Recently, the ICC approved several changes to the playing conditions for men’s international cricket. Among these are the use of a new ball from the 35th over in ODIs and updated boundary rules.
Some of these rules have already come into effect in the new cycle of the World Test Championship (2025-27). The white-ball versions will be implemented starting July 2.
Stopwatch rule in Tests
This rule was introduced in the white-ball formats a year ago and now ICC has decided to apply it in Test cricket as well. Slow over-rates have been a longstanding issue in Tests. According to the rule, the fielding side must be ready to start a new over within one minute of finishing the previous one. Failure to comply will result in two warnings from the umpires, after which a five-run penalty will be imposed on the fielding team. The warning count resets every 80 overs. This rule is already active in the new Test Championship cycle (2025-27).
No mandatory ball change for saliva
Although the use of saliva on the ball remains banned, the ICC has removed the mandatory ball change if umpires detect saliva on the ball. This prevents teams from deliberately applying saliva to force a ball replacement. Umpires can still replace the ball if it becomes excessively wet or shiny. The decision rests solely with the umpires. If saliva is detected but the umpires feel the ball does not need replacement and it later swings abnormally or behaves unusually, it cannot be changed. In such cases, five runs will be added to the batting side’s score.
Second review in DRS
Imagine a batsman is given caught behind but takes a review, and ultra-edge shows the ball did not touch the bat but hit the pad. The original decision is overturned, and the third umpire now checks via ball-tracking whether the batsman is LBW. Previously, after overturning a caught behind appeal, the third umpire would automatically declare ‘not out’ for LBW as well. Under the new rule, if the original decision was out and the batsman is LBW according to ball tracking, he will be given out.
Consolidated review
When a player and umpire both take a review together, it is termed a consolidated review. Currently, the third umpire reviews the on-field umpire’s referral first, then the player’s. The ICC’s updated playing condition 3.9 states: ‘If the batsman is out on the first incident, the ball is then dead, making a second review unnecessary.’ For example, in LBW and run-out appeals, the third umpire checks the LBW first because it happened first. If the batsman is given out LBW, the delivery is considered dead immediately.
Catch reviews on no-balls
If on-field umpires are unsure whether the fielding side took a legal catch but celebrate, and the third umpire calls the delivery a no-ball, the earlier playing conditions stated no need to check catch validity. Now, under the updated rules, the third umpire must confirm whether the catch was legal even on a no-ball. If the catch was legal, the batting team gets just one run for the no-ball. If the catch was not legal or unclear, any runs taken by running will count towards the batting score.
Deliberate short run
Previously, if a batsman deliberately took a short run (not grounding his bat or foot inside the crease) and was caught, the batting side was penalized five runs. Under the new rule, if this happens, the umpires will ask the fielding side which batsman they want to face the next ball, effectively allowing the fielding team to decide the striker. The five-run penalty remains.

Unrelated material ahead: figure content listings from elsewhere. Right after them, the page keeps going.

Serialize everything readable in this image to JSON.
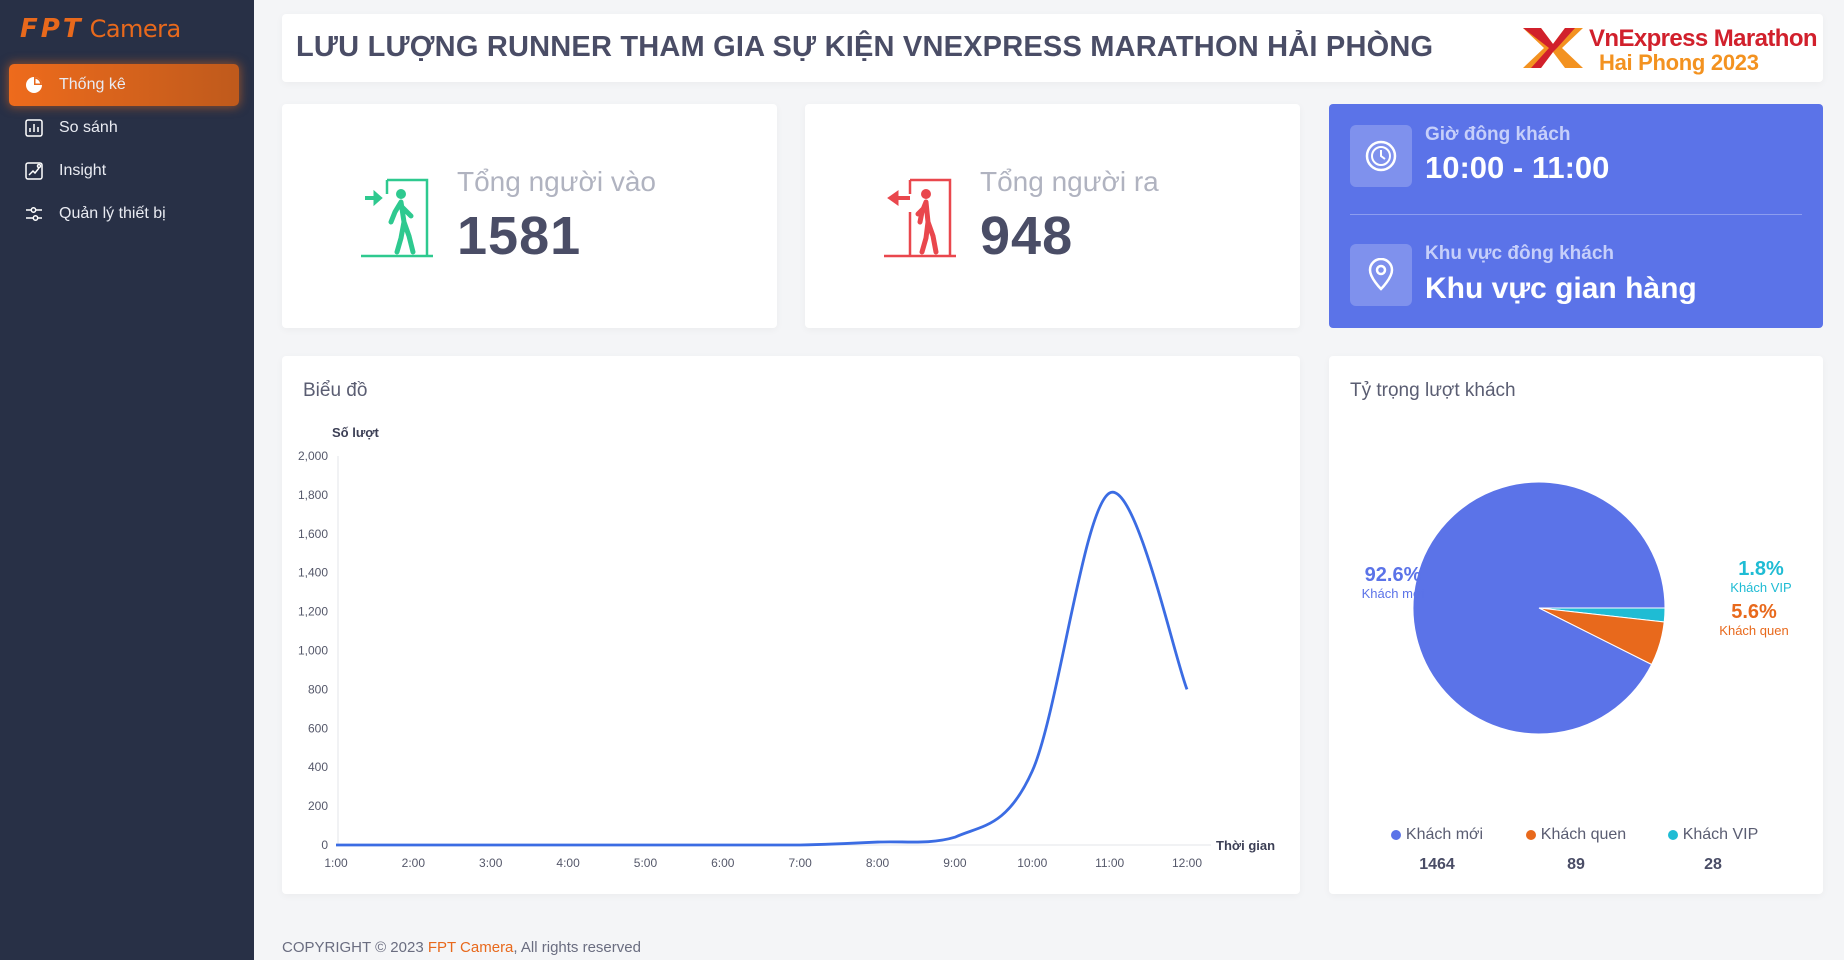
{
  "logo": {
    "fpt": "FPT",
    "camera": "Camera"
  },
  "sidebar": {
    "items": [
      {
        "label": "Thống kê",
        "icon": "pie-chart-icon",
        "active": true
      },
      {
        "label": "So sánh",
        "icon": "bar-chart-icon",
        "active": false
      },
      {
        "label": "Insight",
        "icon": "trend-icon",
        "active": false
      },
      {
        "label": "Quản lý thiết bị",
        "icon": "settings-sliders-icon",
        "active": false
      }
    ]
  },
  "header": {
    "title": "LƯU LƯỢNG RUNNER THAM GIA SỰ KIỆN VNEXPRESS MARATHON HẢI PHÒNG",
    "brand_line1": "VnExpress Marathon",
    "brand_line2": "Hai Phong 2023"
  },
  "stats": {
    "in_label": "Tổng người vào",
    "in_value": "1581",
    "out_label": "Tổng người ra",
    "out_value": "948"
  },
  "peak": {
    "time_label": "Giờ đông khách",
    "time_value": "10:00 - 11:00",
    "area_label": "Khu vực đông khách",
    "area_value": "Khu vực gian hàng"
  },
  "line_card": {
    "title": "Biểu đồ"
  },
  "pie_card": {
    "title": "Tỷ trọng lượt khách"
  },
  "footer": {
    "prefix": "COPYRIGHT © 2023 ",
    "brand": "FPT Camera",
    "suffix": ", All rights reserved"
  },
  "colors": {
    "accent": "#e8691c",
    "sidebar": "#283046",
    "blue": "#5b73e8",
    "green": "#2ec98f",
    "red": "#e9474d",
    "cyan": "#1fbcd4"
  },
  "chart_data": [
    {
      "type": "line",
      "ylabel": "Số lượt",
      "xlabel": "Thời gian",
      "ylim": [
        0,
        2000
      ],
      "yticks": [
        "0",
        "200",
        "400",
        "600",
        "800",
        "1,000",
        "1,200",
        "1,400",
        "1,600",
        "1,800",
        "2,000"
      ],
      "x": [
        "1:00",
        "2:00",
        "3:00",
        "4:00",
        "5:00",
        "6:00",
        "7:00",
        "8:00",
        "9:00",
        "10:00",
        "11:00",
        "12:00"
      ],
      "series": [
        {
          "values": [
            0,
            0,
            0,
            0,
            0,
            0,
            0,
            15,
            40,
            380,
            1810,
            800
          ]
        }
      ]
    },
    {
      "type": "pie",
      "slices": [
        {
          "label": "Khách mới",
          "percent": "92.6%",
          "count": "1464",
          "value": 1464,
          "color": "#5b73e8"
        },
        {
          "label": "Khách quen",
          "percent": "5.6%",
          "count": "89",
          "value": 89,
          "color": "#e8691c"
        },
        {
          "label": "Khách VIP",
          "percent": "1.8%",
          "count": "28",
          "value": 28,
          "color": "#1fbcd4"
        }
      ]
    }
  ]
}
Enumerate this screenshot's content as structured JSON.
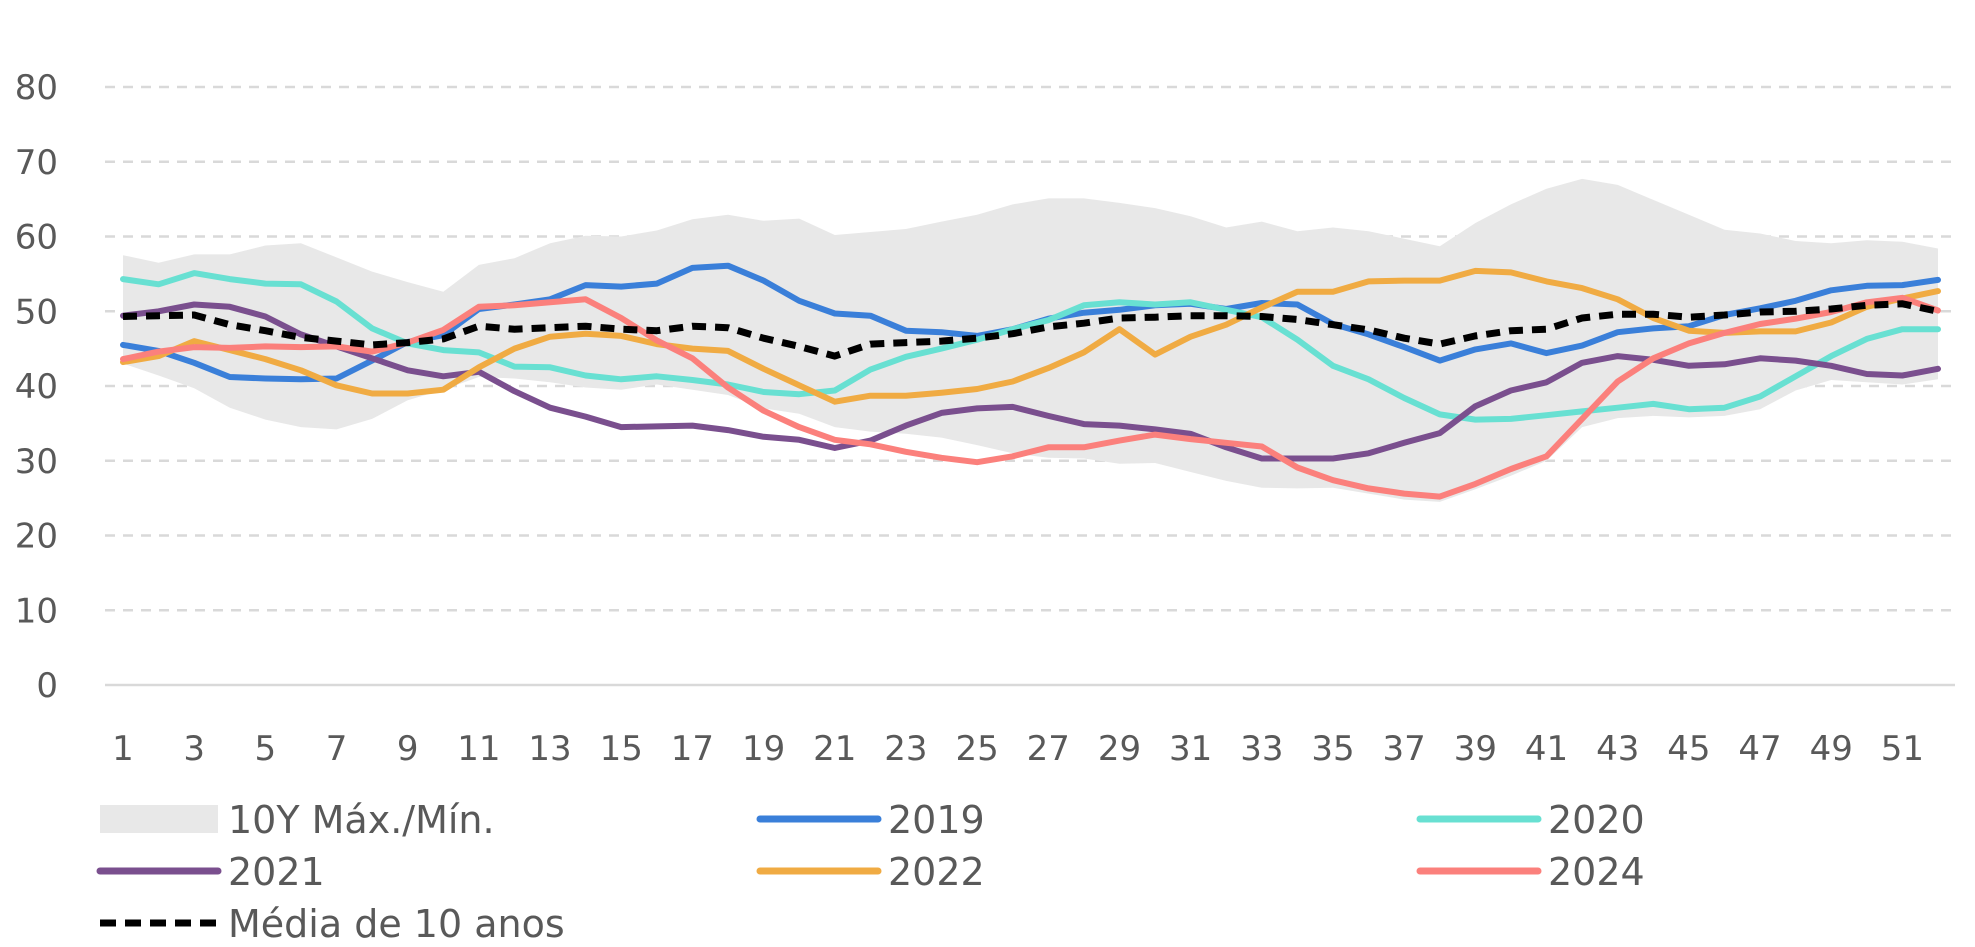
{
  "chart_data": {
    "type": "line",
    "title": "",
    "xlabel": "",
    "ylabel": "",
    "ylim": [
      0,
      80
    ],
    "yticks": [
      0,
      10,
      20,
      30,
      40,
      50,
      60,
      70,
      80
    ],
    "xlim": [
      1,
      52
    ],
    "xticks": [
      1,
      3,
      5,
      7,
      9,
      11,
      13,
      15,
      17,
      19,
      21,
      23,
      25,
      27,
      29,
      31,
      33,
      35,
      37,
      39,
      41,
      43,
      45,
      47,
      49,
      51
    ],
    "grid": "horizontal dashed",
    "legend_position": "bottom",
    "band": {
      "name": "10Y Máx./Mín.",
      "color": "#e8e8e8",
      "upper": [
        57.5,
        56.5,
        57.6,
        57.6,
        58.8,
        59.1,
        57.2,
        55.3,
        53.9,
        52.6,
        56.2,
        57.1,
        59.1,
        60.1,
        60.0,
        60.8,
        62.3,
        62.9,
        62.1,
        62.4,
        60.2,
        60.6,
        61.0,
        62.0,
        62.9,
        64.3,
        65.1,
        65.1,
        64.5,
        63.8,
        62.7,
        61.2,
        62.0,
        60.7,
        61.2,
        60.7,
        59.7,
        58.7,
        61.8,
        64.3,
        66.4,
        67.7,
        66.9,
        64.9,
        62.9,
        60.9,
        60.4,
        59.4,
        59.1,
        59.5,
        59.3,
        58.4
      ],
      "lower": [
        43.0,
        41.4,
        39.7,
        37.1,
        35.5,
        34.5,
        34.2,
        35.6,
        38.1,
        39.5,
        41.2,
        41.0,
        40.5,
        39.8,
        39.5,
        40.2,
        39.5,
        38.8,
        37.0,
        36.3,
        34.5,
        33.9,
        33.6,
        33.1,
        32.1,
        31.0,
        30.4,
        30.3,
        29.6,
        29.7,
        28.5,
        27.3,
        26.4,
        26.3,
        26.4,
        25.6,
        24.8,
        24.5,
        26.2,
        28.0,
        30.0,
        34.5,
        35.7,
        36.0,
        35.8,
        36.0,
        36.9,
        39.4,
        40.8,
        40.5,
        40.2,
        40.9
      ]
    },
    "series": [
      {
        "name": "2019",
        "color": "#3a7fd9",
        "dash": "solid",
        "values": [
          45.5,
          44.7,
          43.1,
          41.2,
          41.0,
          40.9,
          41.0,
          43.4,
          45.9,
          46.8,
          50.3,
          50.9,
          51.6,
          53.5,
          53.3,
          53.7,
          55.8,
          56.1,
          54.1,
          51.4,
          49.7,
          49.4,
          47.4,
          47.2,
          46.7,
          47.6,
          49.0,
          49.8,
          50.2,
          50.8,
          51.0,
          50.3,
          51.1,
          50.9,
          48.3,
          46.9,
          45.2,
          43.4,
          44.9,
          45.7,
          44.4,
          45.4,
          47.2,
          47.7,
          48.0,
          49.5,
          50.4,
          51.4,
          52.8,
          53.4,
          53.5,
          54.2
        ]
      },
      {
        "name": "2020",
        "color": "#68e0d2",
        "dash": "solid",
        "values": [
          54.3,
          53.6,
          55.1,
          54.3,
          53.7,
          53.6,
          51.3,
          47.7,
          45.7,
          44.8,
          44.5,
          42.6,
          42.5,
          41.4,
          40.9,
          41.3,
          40.8,
          40.2,
          39.2,
          38.9,
          39.4,
          42.2,
          43.9,
          45.0,
          46.2,
          47.6,
          48.8,
          50.8,
          51.2,
          50.9,
          51.2,
          50.2,
          49.2,
          46.2,
          42.7,
          40.9,
          38.4,
          36.2,
          35.5,
          35.6,
          36.1,
          36.6,
          37.1,
          37.6,
          36.9,
          37.1,
          38.6,
          41.3,
          44.0,
          46.3,
          47.6,
          47.6
        ]
      },
      {
        "name": "2021",
        "color": "#7a4f8e",
        "dash": "solid",
        "values": [
          49.4,
          50.0,
          50.9,
          50.6,
          49.3,
          46.9,
          45.3,
          43.7,
          42.1,
          41.3,
          41.9,
          39.3,
          37.1,
          35.9,
          34.5,
          34.6,
          34.7,
          34.1,
          33.2,
          32.8,
          31.7,
          32.7,
          34.7,
          36.4,
          37.0,
          37.2,
          36.0,
          34.9,
          34.7,
          34.2,
          33.6,
          31.8,
          30.3,
          30.3,
          30.3,
          31.0,
          32.4,
          33.7,
          37.3,
          39.4,
          40.5,
          43.1,
          44.0,
          43.5,
          42.7,
          42.9,
          43.7,
          43.4,
          42.7,
          41.6,
          41.4,
          42.3
        ]
      },
      {
        "name": "2022",
        "color": "#f0ab43",
        "dash": "solid",
        "values": [
          43.2,
          44.0,
          46.0,
          44.8,
          43.6,
          42.1,
          40.1,
          39.0,
          39.0,
          39.5,
          42.5,
          45.0,
          46.6,
          47.0,
          46.7,
          45.6,
          45.0,
          44.7,
          42.3,
          40.1,
          37.9,
          38.7,
          38.7,
          39.1,
          39.6,
          40.6,
          42.4,
          44.5,
          47.6,
          44.2,
          46.6,
          48.2,
          50.5,
          52.6,
          52.6,
          54.0,
          54.1,
          54.1,
          55.4,
          55.2,
          54.0,
          53.1,
          51.6,
          49.1,
          47.4,
          47.1,
          47.3,
          47.3,
          48.5,
          50.6,
          51.7,
          52.7
        ]
      },
      {
        "name": "2024",
        "color": "#fb807c",
        "dash": "solid",
        "values": [
          43.6,
          44.6,
          45.2,
          45.1,
          45.3,
          45.2,
          45.3,
          44.6,
          45.8,
          47.5,
          50.6,
          50.8,
          51.2,
          51.6,
          49.1,
          46.1,
          43.7,
          39.8,
          36.7,
          34.5,
          32.8,
          32.2,
          31.2,
          30.4,
          29.8,
          30.6,
          31.8,
          31.8,
          32.7,
          33.5,
          32.9,
          32.4,
          31.9,
          29.1,
          27.4,
          26.3,
          25.6,
          25.2,
          26.9,
          28.9,
          30.6,
          35.6,
          40.6,
          43.7,
          45.7,
          47.1,
          48.3,
          49.0,
          49.9,
          51.2,
          51.8,
          50.1
        ]
      },
      {
        "name": "Média de 10 anos",
        "color": "#000000",
        "dash": "dashed",
        "values": [
          49.3,
          49.4,
          49.5,
          48.2,
          47.4,
          46.5,
          46.0,
          45.5,
          45.8,
          46.3,
          48.0,
          47.6,
          47.8,
          48.0,
          47.6,
          47.4,
          48.0,
          47.8,
          46.4,
          45.3,
          44.0,
          45.6,
          45.8,
          46.0,
          46.4,
          47.0,
          47.9,
          48.4,
          49.1,
          49.2,
          49.4,
          49.4,
          49.3,
          48.9,
          48.2,
          47.5,
          46.4,
          45.6,
          46.7,
          47.4,
          47.6,
          49.1,
          49.6,
          49.6,
          49.2,
          49.5,
          49.9,
          50.0,
          50.3,
          50.8,
          51.0,
          50.0
        ]
      }
    ]
  },
  "legend": [
    {
      "id": "band",
      "label": "10Y Máx./Mín."
    },
    {
      "id": "2019",
      "label": "2019"
    },
    {
      "id": "2020",
      "label": "2020"
    },
    {
      "id": "2021",
      "label": "2021"
    },
    {
      "id": "2022",
      "label": "2022"
    },
    {
      "id": "2024",
      "label": "2024"
    },
    {
      "id": "avg",
      "label": "Média de 10 anos"
    }
  ]
}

Full-time substitute fielder in domestic cricket
This rule will come into effect if a player suffers a serious injury. The ICC has informed boards that they may trial full-time substitute fielders in first-class domestic matches. Similar to concussion substitutes, the substitute must be ‘like for like,’ and the injury must be obvious to match officials. Hamstring or muscle strains will not qualify. This will be trialed and its permanent adoption depends on each member board’s decision.